Ces femmes ont aussi souvent fait preuve d’un courage hors norme. Au péril de leur vie, elles sont allées chercher leurs enfants au fin fond de la Tchétchénie pour les soustraire à leurs ravisseurs. En cela, on les a comparées aux mères de la place de mai en Argentine qui depuis trois décennies continuent à réclamer leurs disparus. Une rencontre en 2003 a d’ailleurs eu lieu, en France, initiée par une université. Pourtant entre elles, le courant n’est pas passé et elles sont restées durant cet échange à « se regarder en chiens de faïence ».
« Les mères de soldats russes ne veulent rien avoir à faire avec les activistes argentines. Les mères de Buenos Aires sont dans une revendication de justice liée à un deuil, une commémoration. Les Russes se veulent médiatrices entre des individus et l’institution militaire, une démarche qui ne laisse pas place aux larmes. »
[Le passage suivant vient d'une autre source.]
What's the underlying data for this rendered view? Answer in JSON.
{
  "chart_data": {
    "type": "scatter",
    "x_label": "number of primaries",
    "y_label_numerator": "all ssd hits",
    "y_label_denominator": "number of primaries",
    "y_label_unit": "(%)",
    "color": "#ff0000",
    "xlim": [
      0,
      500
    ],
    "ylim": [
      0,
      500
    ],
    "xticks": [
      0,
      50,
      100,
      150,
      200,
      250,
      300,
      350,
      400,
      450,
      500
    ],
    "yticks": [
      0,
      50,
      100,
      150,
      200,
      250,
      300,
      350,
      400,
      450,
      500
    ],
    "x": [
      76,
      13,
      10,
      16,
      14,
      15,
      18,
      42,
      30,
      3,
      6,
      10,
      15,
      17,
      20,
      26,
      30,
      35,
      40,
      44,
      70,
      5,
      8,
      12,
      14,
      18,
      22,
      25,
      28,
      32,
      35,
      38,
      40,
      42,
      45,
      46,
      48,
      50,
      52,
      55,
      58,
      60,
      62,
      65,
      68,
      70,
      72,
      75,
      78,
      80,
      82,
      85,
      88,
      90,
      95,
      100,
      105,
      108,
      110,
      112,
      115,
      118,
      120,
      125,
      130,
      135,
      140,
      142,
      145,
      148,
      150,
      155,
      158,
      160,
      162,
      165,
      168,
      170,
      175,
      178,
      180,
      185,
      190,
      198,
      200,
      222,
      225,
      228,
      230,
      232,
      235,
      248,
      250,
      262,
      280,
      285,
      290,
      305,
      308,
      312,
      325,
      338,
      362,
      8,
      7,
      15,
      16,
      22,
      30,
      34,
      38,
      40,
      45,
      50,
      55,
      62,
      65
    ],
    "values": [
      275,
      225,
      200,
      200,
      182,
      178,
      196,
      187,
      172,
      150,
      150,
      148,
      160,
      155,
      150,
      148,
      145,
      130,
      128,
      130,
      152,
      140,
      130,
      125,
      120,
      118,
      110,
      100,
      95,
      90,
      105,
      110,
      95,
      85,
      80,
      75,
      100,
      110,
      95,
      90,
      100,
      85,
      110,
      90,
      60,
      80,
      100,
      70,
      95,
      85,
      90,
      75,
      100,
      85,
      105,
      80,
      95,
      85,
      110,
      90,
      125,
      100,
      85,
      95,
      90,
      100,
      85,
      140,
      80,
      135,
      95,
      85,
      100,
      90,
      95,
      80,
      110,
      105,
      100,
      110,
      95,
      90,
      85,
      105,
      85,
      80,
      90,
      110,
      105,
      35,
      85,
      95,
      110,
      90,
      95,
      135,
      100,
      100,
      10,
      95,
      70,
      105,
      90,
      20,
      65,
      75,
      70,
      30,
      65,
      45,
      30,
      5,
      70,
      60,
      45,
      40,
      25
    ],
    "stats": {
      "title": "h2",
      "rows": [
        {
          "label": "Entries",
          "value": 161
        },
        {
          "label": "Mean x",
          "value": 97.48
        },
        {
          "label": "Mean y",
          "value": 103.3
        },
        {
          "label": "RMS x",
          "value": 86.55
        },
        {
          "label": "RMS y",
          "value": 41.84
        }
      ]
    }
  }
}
Des mères sur tous les fronts
Pourtant ces mères ne peuvent empêcher d’être reliées, malgré elles, à ce mode d’action qui s’est développé récemment sous beaucoup de latitudes : mères fracassées des dictatures sud-américaines, mères endeuillées des cités de France ou d’ailleurs qui ont vu mourir leurs fils dans des règlements de compte, mères immigrées aux Etats-Unis en quête d’une vie meilleure pour leurs enfants,
mères mexicaines à l’assaut des « narcos », mères brésiliennes en lutte contre la drogue, les mères de jeunes gens égarés dans les arcanes du terrorisme ou les mères de leurs victimes, mères japonaises contre le nucléaire, etc…
« Elles n’ont peur de rien. Et en même temps ça rigole toute la journée au comité. Cet univers féminin donne une ambiance émotionnelle assez particulière. On mange des gâteaux à la crème, on discute de la coupe d’une jupe, de maquillage, on lit des magazines… Il y a une espèce de combinaison fascinante du fort, douloureux, important avec une légèreté… Ce sont de ‘sacrées bonnes femmes’, dont on n’attendrait pas qu’elles s’attaquent à un officier gradé, et pourtant, quand elles y vont, c’est un carnage ! Et avec quelle jubilation ! ». Anna Colin Lebedev s’amuse et ne cache pas, après des années passées dans leur compagnie, l’admiration qu’elle éprouve pour ces mères courage qui se battent avec succès contre des citadelles, en apparence, imprenables.